Thursday, 26 May 2022

Jury selection begins in trial of ex-cops charged in George Floyd's death

Jury selection is underway in the federal trial of three former Minneapolis police officers charged with violating George Floyd’s civil rights during the arrest that resulted in his death.

J. Kueng, Thomas Lane and Tou Thao have been charged with depriving Floyd of his civil rights while acting under government authority. The three men also face charges in state court for aiding and abetting both murder and manslaughter stemming from when their colleague Derek Chauvin used his knee to pin Floyd to the ground.

US District Judge Paul Magnuson stressed Thursday that Chauvin’s conviction on state murder charges should not influence the proceedings, which are expected to be complicated.
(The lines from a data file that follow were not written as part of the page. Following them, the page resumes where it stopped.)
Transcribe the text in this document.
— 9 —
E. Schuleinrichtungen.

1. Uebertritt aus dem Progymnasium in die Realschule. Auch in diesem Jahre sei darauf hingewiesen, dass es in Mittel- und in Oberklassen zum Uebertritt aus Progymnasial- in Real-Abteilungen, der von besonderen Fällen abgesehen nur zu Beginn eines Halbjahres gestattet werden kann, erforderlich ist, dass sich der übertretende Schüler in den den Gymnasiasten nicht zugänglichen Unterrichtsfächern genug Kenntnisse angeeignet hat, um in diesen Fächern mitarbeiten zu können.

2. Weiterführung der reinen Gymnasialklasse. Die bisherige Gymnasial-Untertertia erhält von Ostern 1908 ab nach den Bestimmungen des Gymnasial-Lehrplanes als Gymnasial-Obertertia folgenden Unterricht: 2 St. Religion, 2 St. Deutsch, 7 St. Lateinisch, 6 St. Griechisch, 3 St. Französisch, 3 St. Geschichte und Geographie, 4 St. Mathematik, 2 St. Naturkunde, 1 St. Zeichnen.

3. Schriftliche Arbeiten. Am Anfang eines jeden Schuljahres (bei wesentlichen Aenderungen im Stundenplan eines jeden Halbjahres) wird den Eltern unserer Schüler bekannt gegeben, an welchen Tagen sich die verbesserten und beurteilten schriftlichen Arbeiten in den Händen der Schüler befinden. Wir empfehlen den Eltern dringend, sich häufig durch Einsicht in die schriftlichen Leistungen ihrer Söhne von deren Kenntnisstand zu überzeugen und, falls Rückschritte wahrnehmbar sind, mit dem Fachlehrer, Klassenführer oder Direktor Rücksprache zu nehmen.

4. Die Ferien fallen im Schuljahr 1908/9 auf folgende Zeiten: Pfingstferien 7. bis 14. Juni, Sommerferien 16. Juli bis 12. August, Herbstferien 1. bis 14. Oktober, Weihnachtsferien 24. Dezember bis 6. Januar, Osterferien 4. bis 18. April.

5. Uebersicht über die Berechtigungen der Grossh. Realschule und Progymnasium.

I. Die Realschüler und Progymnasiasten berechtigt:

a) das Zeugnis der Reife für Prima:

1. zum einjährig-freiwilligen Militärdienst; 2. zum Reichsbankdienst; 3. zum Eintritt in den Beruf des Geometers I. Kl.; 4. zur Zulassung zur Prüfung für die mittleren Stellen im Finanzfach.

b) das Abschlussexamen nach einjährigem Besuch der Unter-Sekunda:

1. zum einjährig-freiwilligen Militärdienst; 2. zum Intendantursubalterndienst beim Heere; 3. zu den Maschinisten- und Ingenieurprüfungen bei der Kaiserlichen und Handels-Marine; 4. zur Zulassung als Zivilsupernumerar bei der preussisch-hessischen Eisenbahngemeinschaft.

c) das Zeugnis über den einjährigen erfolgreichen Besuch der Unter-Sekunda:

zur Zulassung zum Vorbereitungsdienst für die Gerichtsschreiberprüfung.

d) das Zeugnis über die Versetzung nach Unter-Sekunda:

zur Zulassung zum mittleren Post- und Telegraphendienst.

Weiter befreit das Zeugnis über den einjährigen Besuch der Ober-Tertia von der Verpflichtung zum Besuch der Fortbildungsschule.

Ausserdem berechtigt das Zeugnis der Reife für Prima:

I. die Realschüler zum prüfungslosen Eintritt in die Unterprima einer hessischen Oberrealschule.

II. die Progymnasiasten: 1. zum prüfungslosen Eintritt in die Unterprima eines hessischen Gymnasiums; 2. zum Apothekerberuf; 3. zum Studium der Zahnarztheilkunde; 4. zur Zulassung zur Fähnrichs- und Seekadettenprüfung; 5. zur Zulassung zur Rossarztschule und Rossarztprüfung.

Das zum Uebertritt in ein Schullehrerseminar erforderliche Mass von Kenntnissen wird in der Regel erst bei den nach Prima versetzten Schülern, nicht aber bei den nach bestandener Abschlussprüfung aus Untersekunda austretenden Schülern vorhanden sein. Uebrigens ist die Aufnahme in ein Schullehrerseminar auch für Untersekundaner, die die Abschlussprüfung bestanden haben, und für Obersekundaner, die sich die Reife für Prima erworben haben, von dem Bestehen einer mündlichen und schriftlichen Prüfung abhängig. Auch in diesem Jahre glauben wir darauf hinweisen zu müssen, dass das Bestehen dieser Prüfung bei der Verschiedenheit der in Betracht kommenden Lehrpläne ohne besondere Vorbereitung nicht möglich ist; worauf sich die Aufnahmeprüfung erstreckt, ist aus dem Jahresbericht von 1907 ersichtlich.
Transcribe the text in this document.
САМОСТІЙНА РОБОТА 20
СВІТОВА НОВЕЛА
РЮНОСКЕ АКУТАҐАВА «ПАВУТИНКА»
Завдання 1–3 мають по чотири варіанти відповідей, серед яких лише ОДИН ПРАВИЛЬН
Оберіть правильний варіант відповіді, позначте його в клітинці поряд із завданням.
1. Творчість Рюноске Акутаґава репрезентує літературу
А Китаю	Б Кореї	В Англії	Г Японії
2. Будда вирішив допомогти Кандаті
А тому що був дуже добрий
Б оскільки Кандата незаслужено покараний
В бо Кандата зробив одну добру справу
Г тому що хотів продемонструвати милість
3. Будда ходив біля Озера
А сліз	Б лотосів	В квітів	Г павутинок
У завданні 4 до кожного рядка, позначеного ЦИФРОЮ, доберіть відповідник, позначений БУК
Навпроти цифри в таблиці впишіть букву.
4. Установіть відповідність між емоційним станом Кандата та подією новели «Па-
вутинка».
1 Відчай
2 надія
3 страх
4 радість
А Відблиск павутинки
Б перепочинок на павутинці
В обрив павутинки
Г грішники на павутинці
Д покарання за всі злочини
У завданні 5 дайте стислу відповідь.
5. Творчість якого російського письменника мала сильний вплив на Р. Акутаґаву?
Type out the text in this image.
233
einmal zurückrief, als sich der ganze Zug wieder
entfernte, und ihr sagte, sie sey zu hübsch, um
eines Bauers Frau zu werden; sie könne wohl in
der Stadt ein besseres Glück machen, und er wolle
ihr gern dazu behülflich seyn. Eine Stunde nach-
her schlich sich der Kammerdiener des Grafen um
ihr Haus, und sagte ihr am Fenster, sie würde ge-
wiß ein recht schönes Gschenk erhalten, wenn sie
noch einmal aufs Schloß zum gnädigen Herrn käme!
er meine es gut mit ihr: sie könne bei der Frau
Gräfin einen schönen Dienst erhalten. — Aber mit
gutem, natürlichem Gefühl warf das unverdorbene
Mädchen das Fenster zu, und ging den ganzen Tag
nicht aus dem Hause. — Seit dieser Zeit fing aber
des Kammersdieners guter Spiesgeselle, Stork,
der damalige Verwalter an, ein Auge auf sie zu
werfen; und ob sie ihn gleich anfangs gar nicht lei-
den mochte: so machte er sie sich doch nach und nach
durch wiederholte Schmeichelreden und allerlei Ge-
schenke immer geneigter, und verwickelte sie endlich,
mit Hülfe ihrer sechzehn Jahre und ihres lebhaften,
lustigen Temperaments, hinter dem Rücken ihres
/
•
Prosecutors face the difficult task of proving the officers willfully violated Floyd’s constitutional rights.

Magnuson told potential jurors that they must set aside anything they may have learned during Chauvin’s state trial last year, and decide this case based solely upon its own evidence.

Potential jurors were brought into court in St Paul, Minnesota for questioning, a process that will continue until a group of 40 is chosen. After questioning from each side, 18 jurors will be chosen. Twelve of the jurors will deliberate while the additional six will standby as alternates.

Magnuson singled out several jurors, calling on them by number and questioning whether they could be impartial.

Jury selection could be wrapped up in as soon as two days, according to Magnuson. For Chauvin’s state trial the judge and attorneys questioned each juror individually, ultimately taking over two weeks to pick a panel of jurors.

The judge also acknowledged the media attention the case was receiving, telling jurors, ‘I’m sure all of you know something about what happened to George Floyd.’

Floyd died on May 25, 2020 after Chauvin pinned him to the ground with his knee against Floyd’s neck for over nine minutes while Floyd was grasping for air while saying: ‘I can’t breathe.’ During that deadly attempted arrest, Kueng knelt on Floyd’s back and Lane held down his legs. Thao prevented bystanders from intervening.

Chauvin was sentenced to 22 ½ years in prison on the state charges, and pleaded guilty to a federal count of violating Floyd’s rights in December.

Kueng, Lane and Thao are all charged with willfully depriving Floyd of the right to receive medical attention. The indictment says all of the men saw Floyd clearly in need of medical assistance, and did not help him.

Thao and Kueng are also charged with a second count alleging they willfully violated Floyd’s right to be free from unreasonable seizure by not stopping Chauvin. It’s unclear why Lane was not included in that count, but evidence shows he asked twice whether Floyd should be rolled onto his side.

Both counts allege the officers’ actions resulted in Floyd’s death.